Victorp provide an excellent solution and it gave me such a relief from a hours long struggle. Then later the day I need to impose more than one conditions on same data set, meaning I need two different colors on cells based on different conditions, to solve this, totally based on Victorp's answer, I figured a solution and hope this would help those need this in the future.

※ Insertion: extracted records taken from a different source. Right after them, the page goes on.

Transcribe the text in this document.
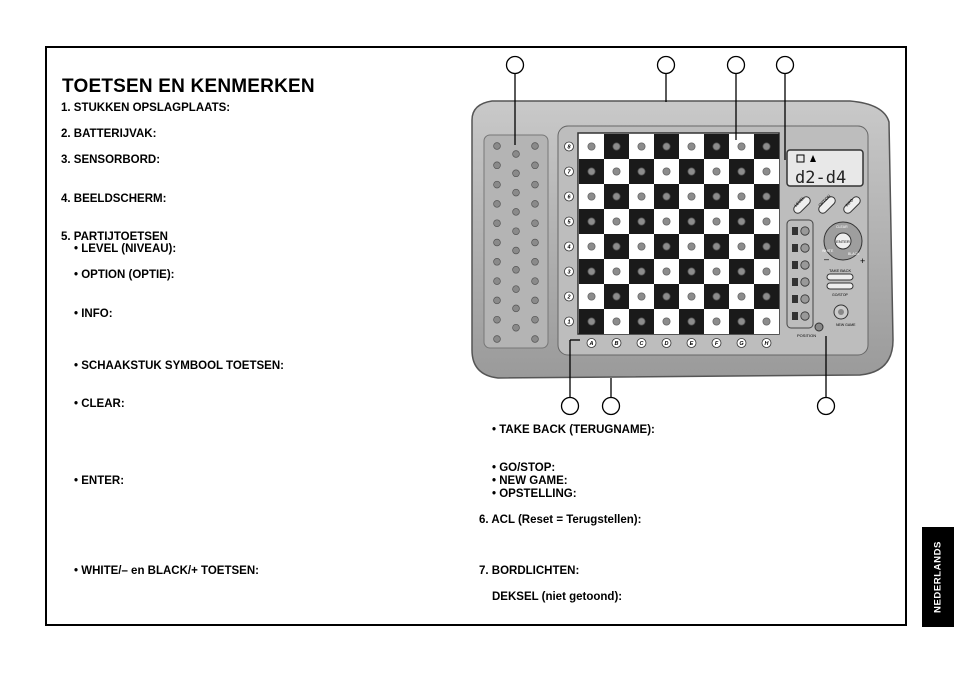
TOETSEN EN KENMERKEN
1. STUKKEN OPSLAGPLAATS:
2. BATTERIJVAK:
3. SENSORBORD:
4. BEELDSCHERM:
5. PARTIJTOETSEN
• LEVEL (NIVEAU):
• OPTION (OPTIE):
• INFO:
• SCHAAKSTUK SYMBOOL TOETSEN:
• CLEAR:
• ENTER:
• WHITE/– en BLACK/+ TOETSEN:
• TAKE BACK (TERUGNAME):
• GO/STOP:
• NEW GAME:
• OPSTELLING:
6. ACL (Reset = Terugstellen):
7. BORDLICHTEN:
DEKSEL (niet getoond):	NEDERLANDS
8
7
6
5
4
3
2
1
A	B	C	D	E	F	G	H
d2-d4
LEVEL	OPTION	INFO
ENTER
CLEAR
WHITE
BLACK
–	+
TAKE BACK
GO/STOP
NEW GAME
POSITION
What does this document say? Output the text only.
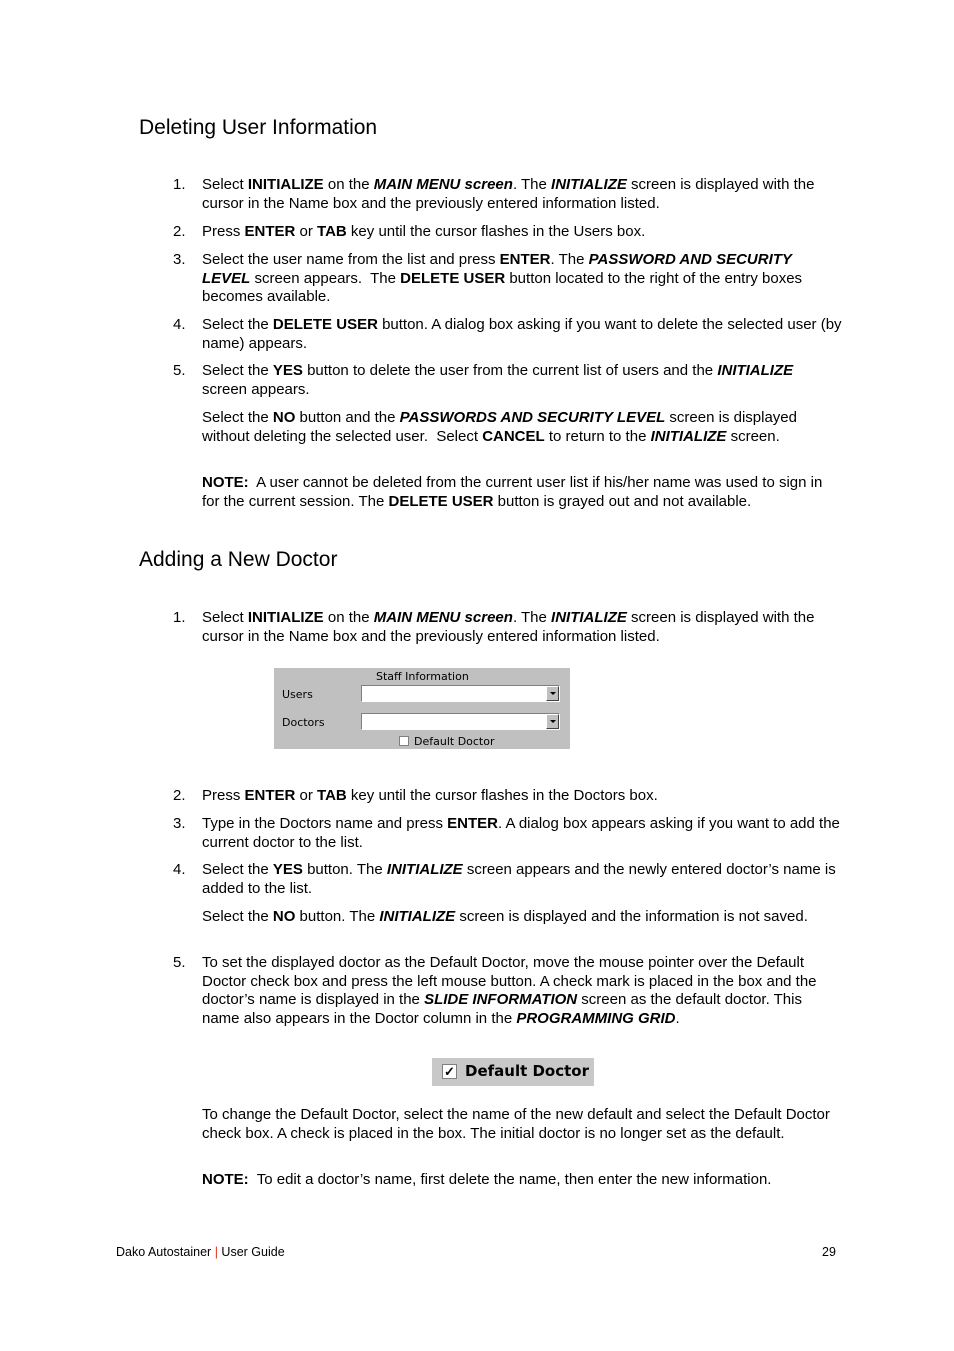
Deleting User Information
1. Select INITIALIZE on the MAIN MENU screen. The INITIALIZE screen is displayed with the cursor in the Name box and the previously entered information listed.
2. Press ENTER or TAB key until the cursor flashes in the Users box.
3. Select the user name from the list and press ENTER. The PASSWORD AND SECURITY LEVEL screen appears.  The DELETE USER button located to the right of the entry boxes becomes available.
4. Select the DELETE USER button. A dialog box asking if you want to delete the selected user (by name) appears.
5. Select the YES button to delete the user from the current list of users and the INITIALIZE screen appears.
Select the NO button and the PASSWORDS AND SECURITY LEVEL screen is displayed without deleting the selected user.  Select CANCEL to return to the INITIALIZE screen.
NOTE:  A user cannot be deleted from the current user list if his/her name was used to sign in for the current session. The DELETE USER button is grayed out and not available.
Adding a New Doctor
1. Select INITIALIZE on the MAIN MENU screen. The INITIALIZE screen is displayed with the cursor in the Name box and the previously entered information listed.
Staff Information
Users
Doctors
Default Doctor
2. Press ENTER or TAB key until the cursor flashes in the Doctors box.
3. Type in the Doctors name and press ENTER. A dialog box appears asking if you want to add the current doctor to the list.
4. Select the YES button. The INITIALIZE screen appears and the newly entered doctor’s name is added to the list.
Select the NO button. The INITIALIZE screen is displayed and the information is not saved.
5. To set the displayed doctor as the Default Doctor, move the mouse pointer over the Default Doctor check box and press the left mouse button. A check mark is placed in the box and the doctor’s name is displayed in the SLIDE INFORMATION screen as the default doctor. This name also appears in the Doctor column in the PROGRAMMING GRID.
✓ Default Doctor
To change the Default Doctor, select the name of the new default and select the Default Doctor check box. A check is placed in the box. The initial doctor is no longer set as the default.
NOTE:  To edit a doctor’s name, first delete the name, then enter the new information.
Dako Autostainer | User Guide	29
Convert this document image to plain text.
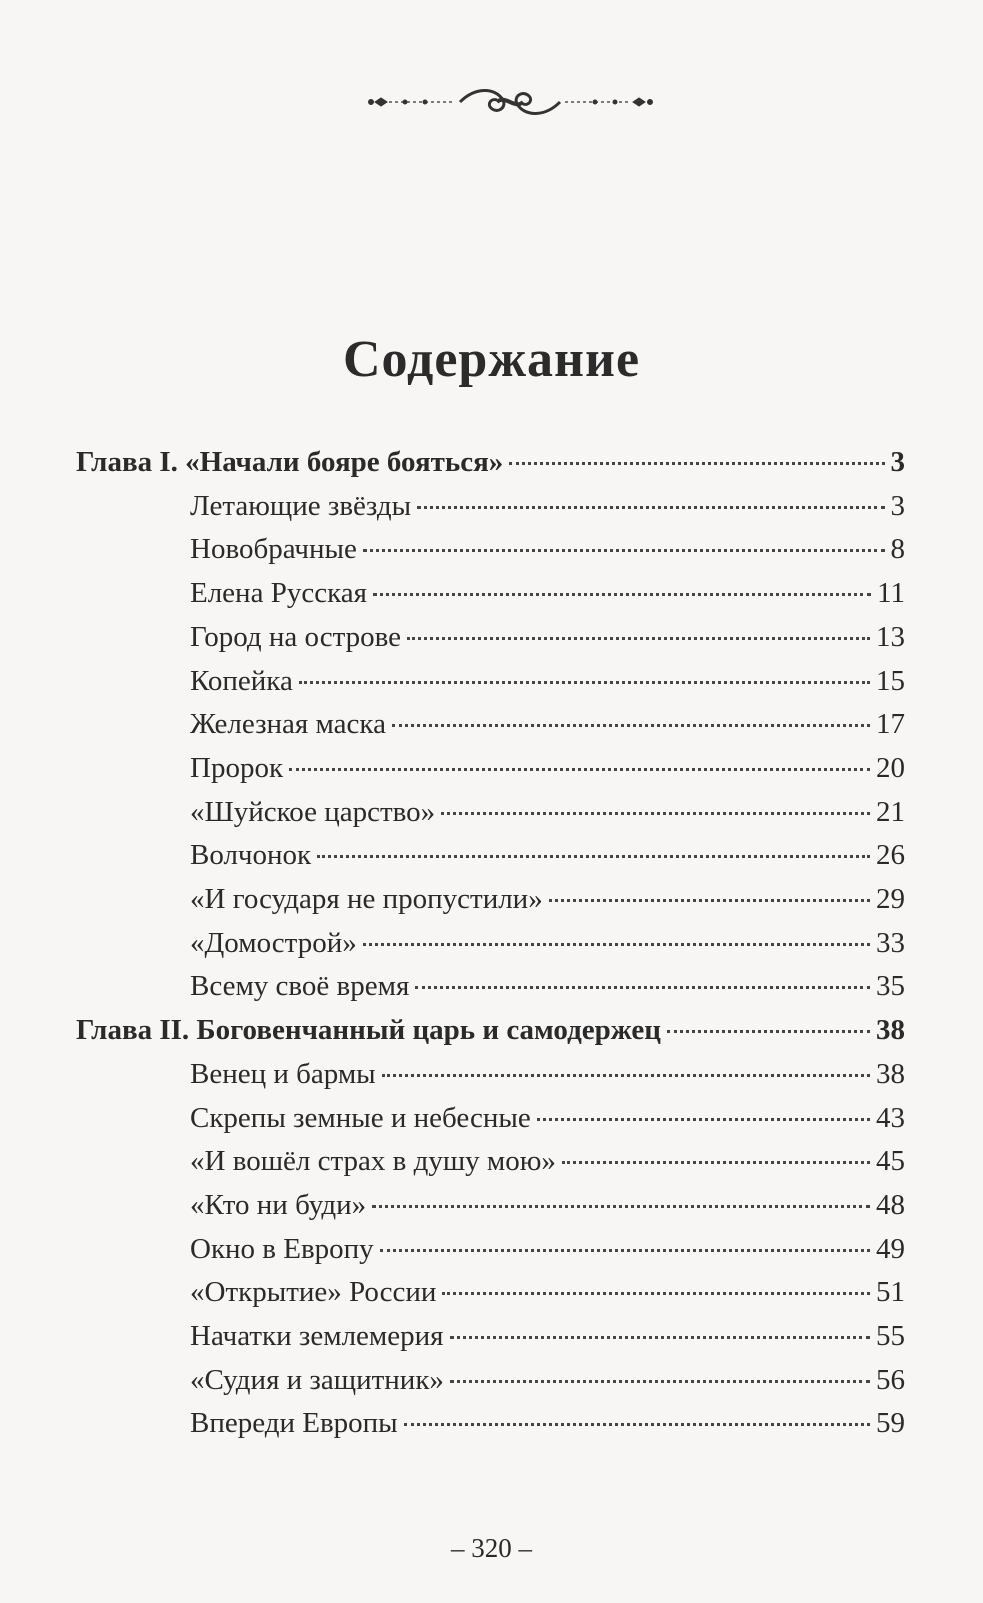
Содержание
Глава I. «Начали бояре бояться»	3
Летающие звёзды	3
Новобрачные	8
Елена Русская	11
Город на острове	13
Копейка	15
Железная маска	17
Пророк	20
«Шуйское царство»	21
Волчонок	26
«И государя не пропустили»	29
«Домострой»	33
Всему своё время	35
Глава II. Боговенчанный царь и самодержец	38
Венец и бармы	38
Скрепы земные и небесные	43
«И вошёл страх в душу мою»	45
«Кто ни буди»	48
Окно в Европу	49
«Открытие» России	51
Начатки землемерия	55
«Судия и защитник»	56
Впереди Европы	59
– 320 –
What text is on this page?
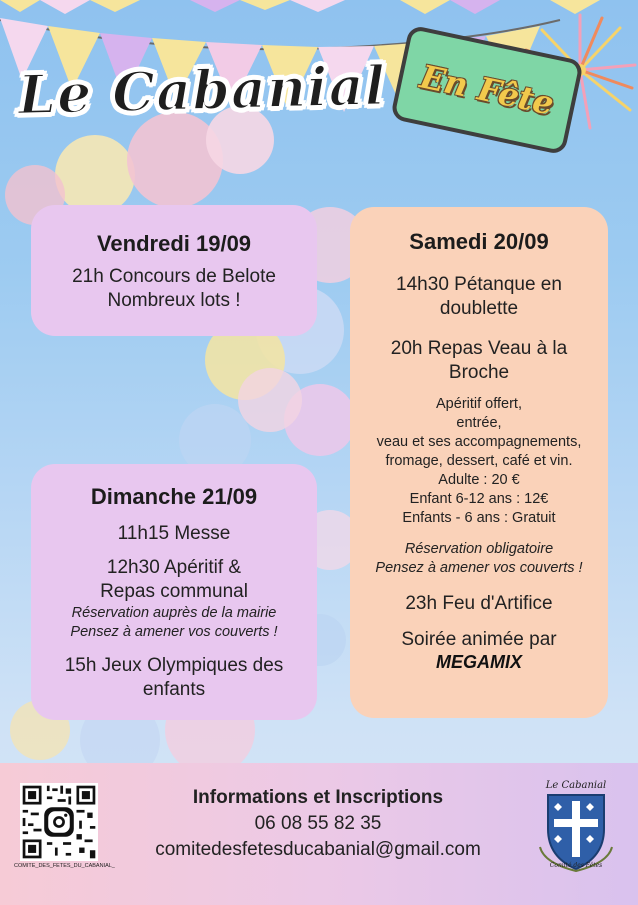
Le Cabanial En Fête
Vendredi 19/09
21h Concours de Belote
Nombreux lots !
Samedi 20/09
14h30 Pétanque en
doublette
20h Repas Veau à la
Broche
Apéritif offert,
entrée,
veau et ses accompagnements,
fromage, dessert, café et vin.
Adulte : 20 €
Enfant 6-12 ans : 12€
Enfants - 6 ans : Gratuit
Réservation obligatoire
Pensez à amener vos couverts !
23h Feu d'Artifice
Soirée animée par
MEGAMIX
Dimanche 21/09
11h15 Messe
12h30 Apéritif &
Repas communal
Réservation auprès de la mairie
Pensez à amener vos couverts !
15h Jeux Olympiques des
enfants
COMITE_DES_FETES_DU_CABANIAL_
Informations et Inscriptions
06 08 55 82 35
comitedesfetesducabanial@gmail.com
Le Cabanial
Comité des Fêtes
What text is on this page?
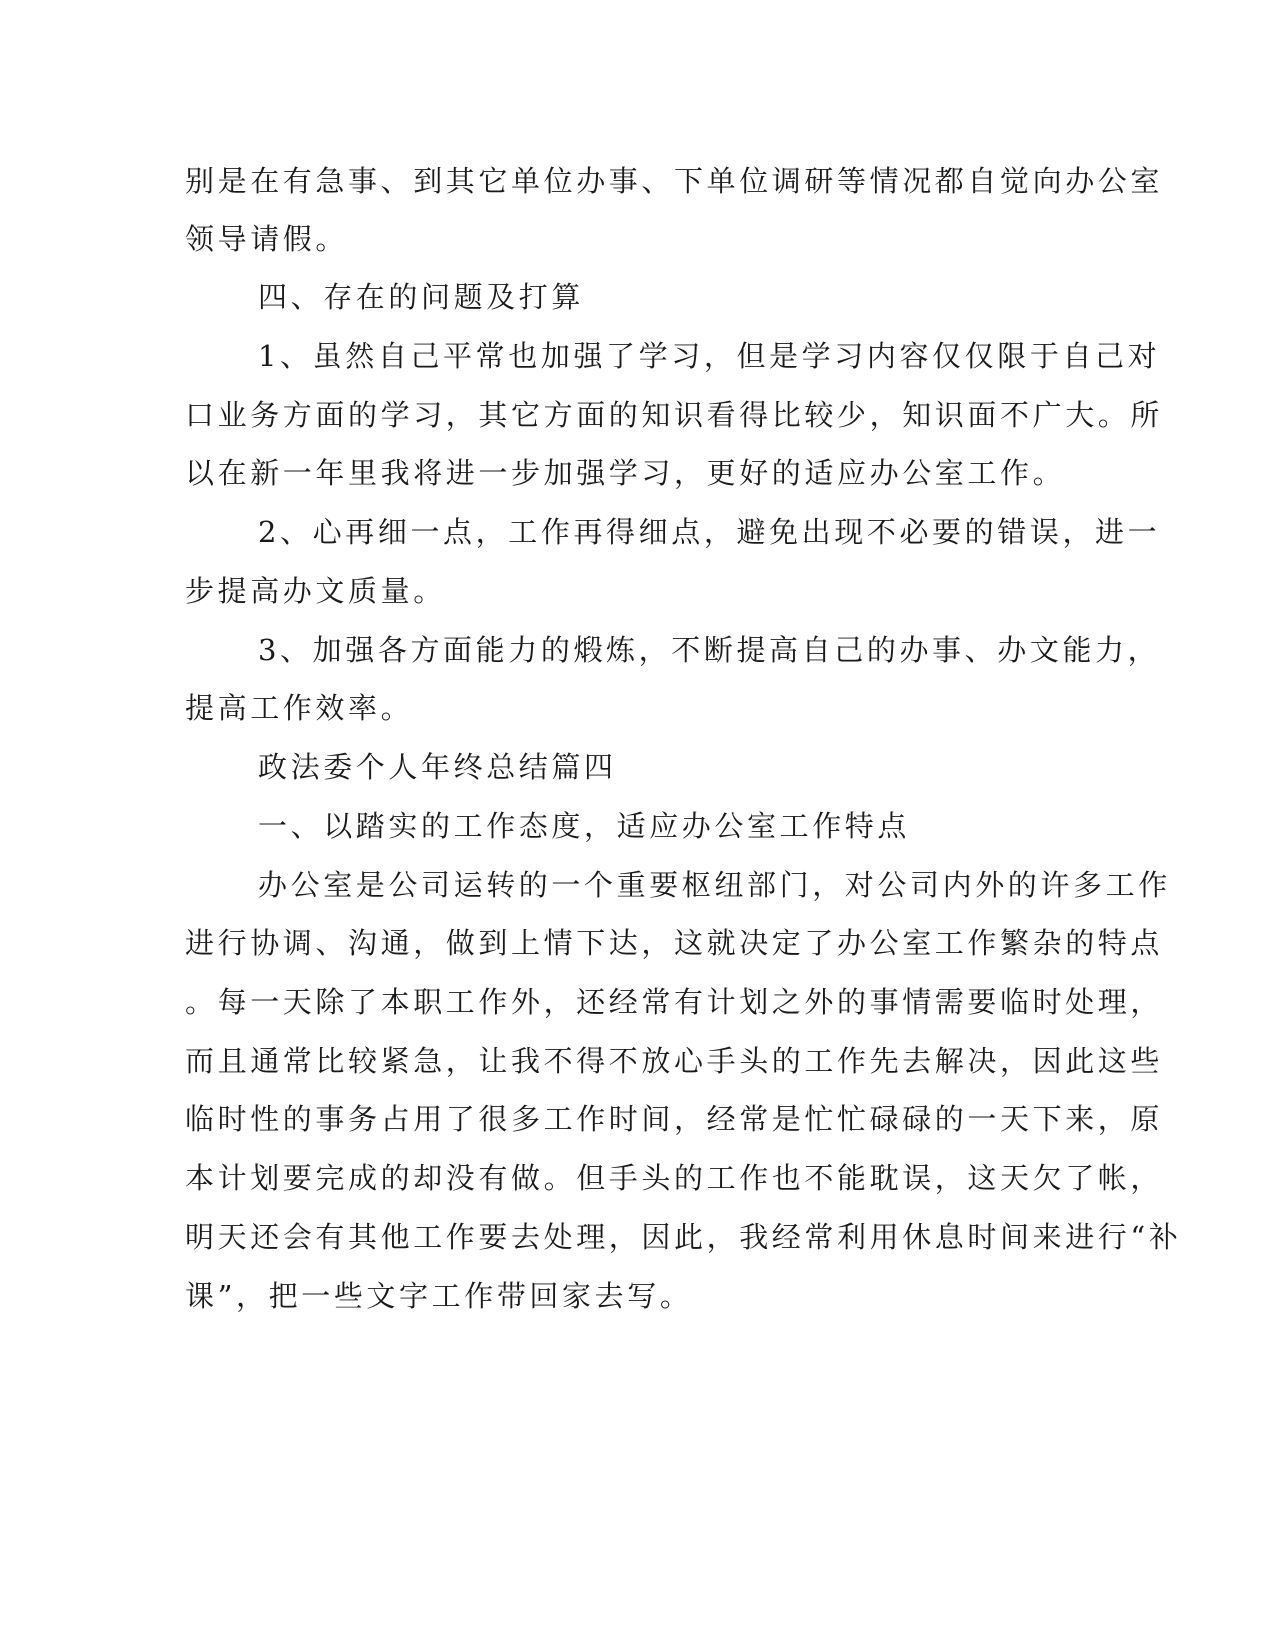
别是在有急事、到其它单位办事、下单位调研等情况都自觉向办公室
领导请假。
四、存在的问题及打算
1、虽然自己平常也加强了学习，但是学习内容仅仅限于自己对
口业务方面的学习，其它方面的知识看得比较少，知识面不广大。所
以在新一年里我将进一步加强学习，更好的适应办公室工作。
2、心再细一点，工作再得细点，避免出现不必要的错误，进一
步提高办文质量。
3、加强各方面能力的煅炼，不断提高自己的办事、办文能力，
提高工作效率。
政法委个人年终总结篇四
一、以踏实的工作态度，适应办公室工作特点
办公室是公司运转的一个重要枢纽部门，对公司内外的许多工作
进行协调、沟通，做到上情下达，这就决定了办公室工作繁杂的特点
。每一天除了本职工作外，还经常有计划之外的事情需要临时处理，
而且通常比较紧急，让我不得不放心手头的工作先去解决，因此这些
临时性的事务占用了很多工作时间，经常是忙忙碌碌的一天下来，原
本计划要完成的却没有做。但手头的工作也不能耽误，这天欠了帐，
明天还会有其他工作要去处理，因此，我经常利用休息时间来进行“补
课”，把一些文字工作带回家去写。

    <<echo=FALSE, results='asis'>>=
    df = data.frame(V1 = LETTERS[1:6], V2 = runif(6, 0, 1),V3 = runif(6, 0, 1))
    ## replicate the data frame of which you are going to highlight the cells
    ## the number of duplicates should be equal to number of conditions you want to impose
    temp.1<-df
    temp.2<-df
    ## impose conditions on those temporary data frame separately.
    ## change the columns you want to 
    for (i in colnames(temp.1)[2:3]) {
    temp.1[,i]= ifelse(temp.1[,i] <= 0.5,
                                paste0("\\colorbox{red}{", temp.1[,i], "}"), temp.1[,i])}
    rm(i)


    for (i in colnames(temp.2)[2]) {
    temp.2[,i]= ifelse(temp.2[,i] > 0.5 & temp.2[,i] <=0.8,
                                paste0("\\colorbox{blue}{", temp.2[,i], "}"),temp.2[,i])}
    rm(i)
    ## then record the position of cells under you conditions
    pos.1<-which(df[,] <=0.5,arr.ind = TRUE)
    pos.2<-which(df[,] >0.5 & df[,]<=0.8,arr.ind = TRUE)
    ## replace cells in original data frame that you want to highlight
    ## replace those values in temp which satisfy the condition imposed on temp.1
    if(length(pos.1)>0) {
      temp[pos.1]<-temp.1[pos.1]
    }


    ## replace those values in temp which satisfy the condition imposed on temp.2
    if(length(pos.2)>0) {
      temp[pos.2]<-temp.2[pos.2]
    }
    rm(temp.1,temp.2,pos.1,pos.2)
    @

then you print df in the way you like. This works, however,given the power of R, I do believe there should be much more easier ways for this.